Embargo Senjata Iran di DK PBB dan Pengaruh AS yang Melemah
https://parstoday.ir/id/radio/world-i84423-embargo_senjata_iran_di_dk_pbb_dan_pengaruh_as_yang_melemah
Pemerintahan Trump menyampaikan rancangan resolusi embargo senjata terhadap Iran di Dewan Keamanan PBB pada Mei 2020, tapi malah memicu reaksi negatif, terutama dari Rusia dan Cina.
(last modified 2025-11-30T07:49:40+00:00 )
Aug 19, 2020 11:50 Asia/Jakarta
  • Menlu AS, Mike Pompeo
    Menlu AS, Mike Pompeo

Pemerintahan Trump menyampaikan rancangan resolusi embargo senjata terhadap Iran di Dewan Keamanan PBB pada Mei 2020, tapi malah memicu reaksi negatif, terutama dari Rusia dan Cina.

Kemudian, Menteri Luar Negeri AS Mike Pompeo pada 5 Agustus 2020 menekankan bahwa Washington tidak akan pernah mengizinkan diakhirinya embargo senjata terhadap Iran, dan akan menyerahkan rancangan resolusi kepada Dewan Keamanan PBB pada pertengahan Agustus untuk memperpanjang embargo senjata terhadap Iran. 

Rancangan resolusi tersebut meminta anggota PBB untuk berhenti menjual semua senjata ke Iran maupun membelinya dari Iran, dan menghindari memberikan pelatihan teknis, sumber daya atau layanan keuangan, konsultasi dan bantuan lain yang terkait dengan pasokan, penjualan, transportasi, produksi, penyimpanan maupun penggunaan senjata ke Iran.

Permintaan ilegal Amerika Serikat ini memicu penolakan keras dari para anggota kelompok 4 + 1. terutama, Rusia dan Cina. Bahkan, Sekretaris Jenderal PBB Antonio Guterres juga menegaskan kembali penolakannya terhadap permintaan Washington dan kebutuhan untuk mencabut embargo senjata Iran berdasarkan Resolusi Dewan Keamanan PBB 2231.

 

Sekjen PBB, Antonio Guterres

 

Rusia percaya bahwa tindakan Amerika Serikat ini hanya didasarkan pada tujuan dan tuntutan ilegal dalam kerangka kampanye tekanan maksimum terhadap Iran yang bertentangan dengan kesepakatan nuklir JCPOA. Cina juga berulangkali menyatakan penentangan besar terhadap tuntutan ilegal AS tersebut.

Pemerintahan Trump berharap mendapatkan dukungan dari Prancis, Inggris, dan Jerman sebagai tiga anggota Dewan Keamanan Eropa.
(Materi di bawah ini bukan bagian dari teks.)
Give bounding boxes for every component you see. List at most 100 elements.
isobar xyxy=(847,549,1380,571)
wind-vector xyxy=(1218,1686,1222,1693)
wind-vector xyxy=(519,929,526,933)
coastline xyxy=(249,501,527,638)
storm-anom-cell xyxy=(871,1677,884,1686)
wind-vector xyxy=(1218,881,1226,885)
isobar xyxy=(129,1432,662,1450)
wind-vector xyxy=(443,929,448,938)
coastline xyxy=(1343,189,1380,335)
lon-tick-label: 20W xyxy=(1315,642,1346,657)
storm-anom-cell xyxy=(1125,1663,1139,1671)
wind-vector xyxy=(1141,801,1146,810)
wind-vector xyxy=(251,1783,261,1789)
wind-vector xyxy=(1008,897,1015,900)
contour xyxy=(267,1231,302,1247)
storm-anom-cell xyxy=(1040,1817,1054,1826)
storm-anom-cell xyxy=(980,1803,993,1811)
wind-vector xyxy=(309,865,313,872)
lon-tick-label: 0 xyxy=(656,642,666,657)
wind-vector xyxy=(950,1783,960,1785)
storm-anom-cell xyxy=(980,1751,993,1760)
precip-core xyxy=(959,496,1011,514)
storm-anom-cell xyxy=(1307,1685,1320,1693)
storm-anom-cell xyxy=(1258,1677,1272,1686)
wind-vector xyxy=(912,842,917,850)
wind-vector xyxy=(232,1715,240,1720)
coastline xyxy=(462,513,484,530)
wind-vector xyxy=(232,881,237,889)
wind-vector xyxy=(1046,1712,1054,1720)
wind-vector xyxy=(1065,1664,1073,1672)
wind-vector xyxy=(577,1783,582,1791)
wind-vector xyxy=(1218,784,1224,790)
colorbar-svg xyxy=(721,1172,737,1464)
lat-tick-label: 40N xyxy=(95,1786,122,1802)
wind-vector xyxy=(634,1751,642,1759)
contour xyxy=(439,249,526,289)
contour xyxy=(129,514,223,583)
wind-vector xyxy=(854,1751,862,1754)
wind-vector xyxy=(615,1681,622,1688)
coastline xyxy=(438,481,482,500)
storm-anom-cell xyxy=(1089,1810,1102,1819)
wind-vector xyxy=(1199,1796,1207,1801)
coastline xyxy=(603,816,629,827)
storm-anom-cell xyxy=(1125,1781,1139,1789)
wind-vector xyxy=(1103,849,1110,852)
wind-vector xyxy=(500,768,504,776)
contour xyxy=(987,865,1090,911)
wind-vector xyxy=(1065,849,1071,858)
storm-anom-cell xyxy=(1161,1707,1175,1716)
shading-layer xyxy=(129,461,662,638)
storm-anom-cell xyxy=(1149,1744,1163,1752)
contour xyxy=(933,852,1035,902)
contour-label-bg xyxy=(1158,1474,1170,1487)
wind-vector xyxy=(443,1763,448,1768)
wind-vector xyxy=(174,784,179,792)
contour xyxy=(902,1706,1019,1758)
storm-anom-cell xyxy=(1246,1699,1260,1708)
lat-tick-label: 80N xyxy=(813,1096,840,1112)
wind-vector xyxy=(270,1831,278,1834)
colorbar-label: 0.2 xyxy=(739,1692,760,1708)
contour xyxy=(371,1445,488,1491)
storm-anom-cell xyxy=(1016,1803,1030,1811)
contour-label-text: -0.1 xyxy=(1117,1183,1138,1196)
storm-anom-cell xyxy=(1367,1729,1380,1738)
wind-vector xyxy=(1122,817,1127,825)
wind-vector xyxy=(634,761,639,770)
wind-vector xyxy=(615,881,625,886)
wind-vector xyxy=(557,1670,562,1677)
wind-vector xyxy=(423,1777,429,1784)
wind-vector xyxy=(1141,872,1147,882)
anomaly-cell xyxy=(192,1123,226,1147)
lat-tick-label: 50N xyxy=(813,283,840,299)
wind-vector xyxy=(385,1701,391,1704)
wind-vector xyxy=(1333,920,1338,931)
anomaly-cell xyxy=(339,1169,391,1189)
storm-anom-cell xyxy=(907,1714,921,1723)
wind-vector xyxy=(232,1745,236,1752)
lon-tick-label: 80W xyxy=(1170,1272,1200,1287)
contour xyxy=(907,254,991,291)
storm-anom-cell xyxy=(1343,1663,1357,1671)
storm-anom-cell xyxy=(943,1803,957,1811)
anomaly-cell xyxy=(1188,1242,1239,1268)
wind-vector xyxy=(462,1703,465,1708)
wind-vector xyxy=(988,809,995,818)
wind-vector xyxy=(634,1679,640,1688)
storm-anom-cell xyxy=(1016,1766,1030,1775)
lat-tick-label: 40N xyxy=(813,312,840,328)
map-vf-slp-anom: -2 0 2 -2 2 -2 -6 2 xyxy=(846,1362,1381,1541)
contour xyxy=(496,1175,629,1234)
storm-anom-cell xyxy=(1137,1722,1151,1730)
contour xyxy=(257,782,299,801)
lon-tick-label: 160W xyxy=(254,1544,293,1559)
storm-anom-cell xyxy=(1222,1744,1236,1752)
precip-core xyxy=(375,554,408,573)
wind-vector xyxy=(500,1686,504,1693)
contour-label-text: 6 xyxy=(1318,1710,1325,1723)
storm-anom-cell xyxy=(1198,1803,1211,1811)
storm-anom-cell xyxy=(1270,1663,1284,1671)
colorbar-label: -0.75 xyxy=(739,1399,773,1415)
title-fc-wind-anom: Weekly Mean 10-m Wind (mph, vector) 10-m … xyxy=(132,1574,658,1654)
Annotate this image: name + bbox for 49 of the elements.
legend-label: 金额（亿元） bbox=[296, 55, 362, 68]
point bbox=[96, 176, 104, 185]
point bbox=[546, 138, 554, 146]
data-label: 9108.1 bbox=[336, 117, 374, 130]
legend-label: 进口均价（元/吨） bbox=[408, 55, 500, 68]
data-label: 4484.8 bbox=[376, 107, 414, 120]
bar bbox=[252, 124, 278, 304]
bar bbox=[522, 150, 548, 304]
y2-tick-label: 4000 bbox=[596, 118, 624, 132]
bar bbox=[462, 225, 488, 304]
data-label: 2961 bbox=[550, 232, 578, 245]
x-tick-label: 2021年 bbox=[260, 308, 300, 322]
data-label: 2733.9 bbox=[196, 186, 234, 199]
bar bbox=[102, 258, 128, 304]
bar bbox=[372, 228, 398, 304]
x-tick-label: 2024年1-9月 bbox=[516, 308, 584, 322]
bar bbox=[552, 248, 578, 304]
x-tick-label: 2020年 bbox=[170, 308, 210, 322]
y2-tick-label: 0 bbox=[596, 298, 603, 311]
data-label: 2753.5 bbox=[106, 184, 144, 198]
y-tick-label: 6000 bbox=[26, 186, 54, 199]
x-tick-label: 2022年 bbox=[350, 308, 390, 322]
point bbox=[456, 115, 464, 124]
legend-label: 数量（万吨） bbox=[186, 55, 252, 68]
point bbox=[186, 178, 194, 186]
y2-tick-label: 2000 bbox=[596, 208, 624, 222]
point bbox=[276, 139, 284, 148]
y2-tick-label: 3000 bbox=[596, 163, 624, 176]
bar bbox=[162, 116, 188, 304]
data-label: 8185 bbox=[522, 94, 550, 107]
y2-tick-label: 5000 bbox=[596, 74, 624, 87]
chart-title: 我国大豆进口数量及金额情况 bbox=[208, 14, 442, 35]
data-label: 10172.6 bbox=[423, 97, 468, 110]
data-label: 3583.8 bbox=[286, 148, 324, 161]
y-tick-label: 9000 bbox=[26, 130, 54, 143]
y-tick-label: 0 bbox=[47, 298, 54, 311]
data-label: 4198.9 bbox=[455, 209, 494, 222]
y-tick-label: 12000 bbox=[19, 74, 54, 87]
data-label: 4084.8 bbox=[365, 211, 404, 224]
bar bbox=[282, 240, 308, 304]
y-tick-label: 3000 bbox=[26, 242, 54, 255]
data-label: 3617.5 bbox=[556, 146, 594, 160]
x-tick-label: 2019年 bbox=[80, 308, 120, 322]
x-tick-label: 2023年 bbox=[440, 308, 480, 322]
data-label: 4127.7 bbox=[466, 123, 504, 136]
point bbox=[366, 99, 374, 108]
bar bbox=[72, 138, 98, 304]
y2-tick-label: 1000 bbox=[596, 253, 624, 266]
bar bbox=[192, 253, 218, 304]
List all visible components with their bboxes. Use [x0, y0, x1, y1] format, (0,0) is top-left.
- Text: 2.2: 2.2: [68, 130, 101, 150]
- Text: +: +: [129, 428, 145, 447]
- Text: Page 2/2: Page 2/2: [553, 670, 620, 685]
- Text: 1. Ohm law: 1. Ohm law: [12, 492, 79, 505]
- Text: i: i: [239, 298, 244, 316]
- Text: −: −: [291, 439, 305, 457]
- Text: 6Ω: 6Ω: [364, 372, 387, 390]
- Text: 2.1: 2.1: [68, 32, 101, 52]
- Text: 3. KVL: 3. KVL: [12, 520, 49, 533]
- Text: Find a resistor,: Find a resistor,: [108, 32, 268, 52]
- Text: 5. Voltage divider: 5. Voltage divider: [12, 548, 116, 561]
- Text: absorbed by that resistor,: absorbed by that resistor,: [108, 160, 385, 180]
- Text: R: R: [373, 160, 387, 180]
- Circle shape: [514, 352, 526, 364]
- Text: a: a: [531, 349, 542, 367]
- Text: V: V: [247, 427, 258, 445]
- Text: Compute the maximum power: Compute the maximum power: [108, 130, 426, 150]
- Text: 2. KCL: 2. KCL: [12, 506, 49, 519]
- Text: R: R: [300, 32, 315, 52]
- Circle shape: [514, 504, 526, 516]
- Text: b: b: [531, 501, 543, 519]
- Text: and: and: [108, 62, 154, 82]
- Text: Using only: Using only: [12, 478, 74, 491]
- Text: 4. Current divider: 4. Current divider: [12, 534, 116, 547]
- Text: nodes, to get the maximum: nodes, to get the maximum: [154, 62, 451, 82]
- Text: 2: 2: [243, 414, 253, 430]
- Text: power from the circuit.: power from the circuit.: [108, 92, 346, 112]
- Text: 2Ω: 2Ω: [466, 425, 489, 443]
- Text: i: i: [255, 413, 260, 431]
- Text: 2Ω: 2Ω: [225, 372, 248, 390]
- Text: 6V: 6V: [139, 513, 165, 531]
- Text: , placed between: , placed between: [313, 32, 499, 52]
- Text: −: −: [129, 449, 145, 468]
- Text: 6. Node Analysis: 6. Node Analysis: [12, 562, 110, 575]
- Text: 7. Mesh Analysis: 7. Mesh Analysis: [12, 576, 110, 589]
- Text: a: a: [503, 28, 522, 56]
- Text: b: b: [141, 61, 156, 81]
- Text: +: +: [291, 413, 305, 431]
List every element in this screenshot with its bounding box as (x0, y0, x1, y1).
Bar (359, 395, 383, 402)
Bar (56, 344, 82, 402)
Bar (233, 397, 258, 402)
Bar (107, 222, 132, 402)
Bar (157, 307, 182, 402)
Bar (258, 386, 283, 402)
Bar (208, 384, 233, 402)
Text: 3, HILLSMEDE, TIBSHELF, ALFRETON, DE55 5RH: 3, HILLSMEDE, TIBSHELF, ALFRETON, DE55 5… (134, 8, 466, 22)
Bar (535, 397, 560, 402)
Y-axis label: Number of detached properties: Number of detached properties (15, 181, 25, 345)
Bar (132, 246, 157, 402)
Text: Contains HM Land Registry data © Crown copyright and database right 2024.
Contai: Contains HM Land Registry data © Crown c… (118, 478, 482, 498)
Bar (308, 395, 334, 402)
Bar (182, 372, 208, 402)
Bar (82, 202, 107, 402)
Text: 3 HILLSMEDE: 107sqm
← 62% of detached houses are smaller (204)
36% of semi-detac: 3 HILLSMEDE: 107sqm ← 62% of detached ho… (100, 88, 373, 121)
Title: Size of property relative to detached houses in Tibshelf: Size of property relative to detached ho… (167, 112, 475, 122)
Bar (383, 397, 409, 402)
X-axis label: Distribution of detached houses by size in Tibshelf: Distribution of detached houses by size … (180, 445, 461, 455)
Selain itu, Amerika Serikat berupaya membujuk dan menyatukan sembilan anggota Dewan Keamanan dari 15 anggota tetap dan tidak tetapnya untuk meloloskan resolusi yang diusulkan. Tapi sebagian besar dari mereka tidak memberikan persetujuan, dan hanya bersikap abstain dalam sidang Dewan Keamanan PBB.

Menurut jurnalis politik Inggris Catherine Manson mengatakan, "Pendekatan awal pemerintahan Trump untuk menyusun resolusi memperpanjang embargo senjata Iran, bertindak dengan cara yang tidak biasa dan non-diplomatik sehingga tidak dapat didukung oleh sekutu AS sendiri,".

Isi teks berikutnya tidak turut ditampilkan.